An Explainable Contrastive-based Dilated Convolutional Network with Transformer for Pediatric Pneumonia Detection

Abstract

Pediatric pneumonia remains a significant global threat, surpassing all other communicable diseases in child mortality and necessitating rapid diagnosis. UNICEF identifies it as a primary cause of death in children under five. However, traditional image processing methods are time-consuming and struggle to capture distinct features due to low-intensity radiation in chest radiographs. Furthermore, skewed training data complicates the extraction of reliable and relevant features. To this end, we propose a novel EXplainable Contrastive-based Dilated Convolutional Network with Transformer (XCCNet) for pediatric pneumonia detection. XCCNet harnesses the spatial power of dilated convolutions and the global insights of contrastive-based transformers for effective feature refinement. A robust chest X-ray processing module tackles low-intensity radiographs, while adversarial-based data augmentation mitigates data distribution challenges.
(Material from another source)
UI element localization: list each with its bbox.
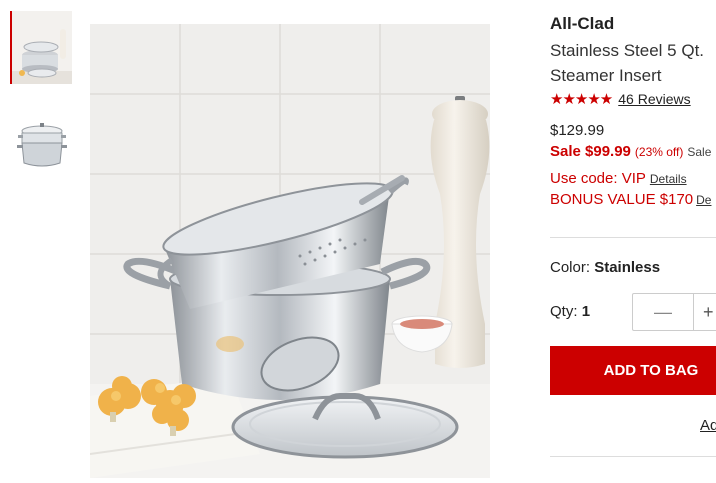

Furthermore, we actively integrate an explainability approach through feature visualization, directly aligning it with the attention region that pinpoints the presence of pneumonia or normality in radiographs. We comprehensively evaluate the efficacy of XCCNet on four publicly available datasets: Kermany, VinDR-PCXR, NIH-Pediatric, and Trivedi, achieved accuracies of 99.76%, 91.56%, 92.87%, and 97.19%, respectively. Quantitative and qualitative assessments demonstrate the effectiveness of XCCNet capabilities. XCCNet’s superior performance enhances the early diagnosis of pneumonia, potentially saving many children’s lives.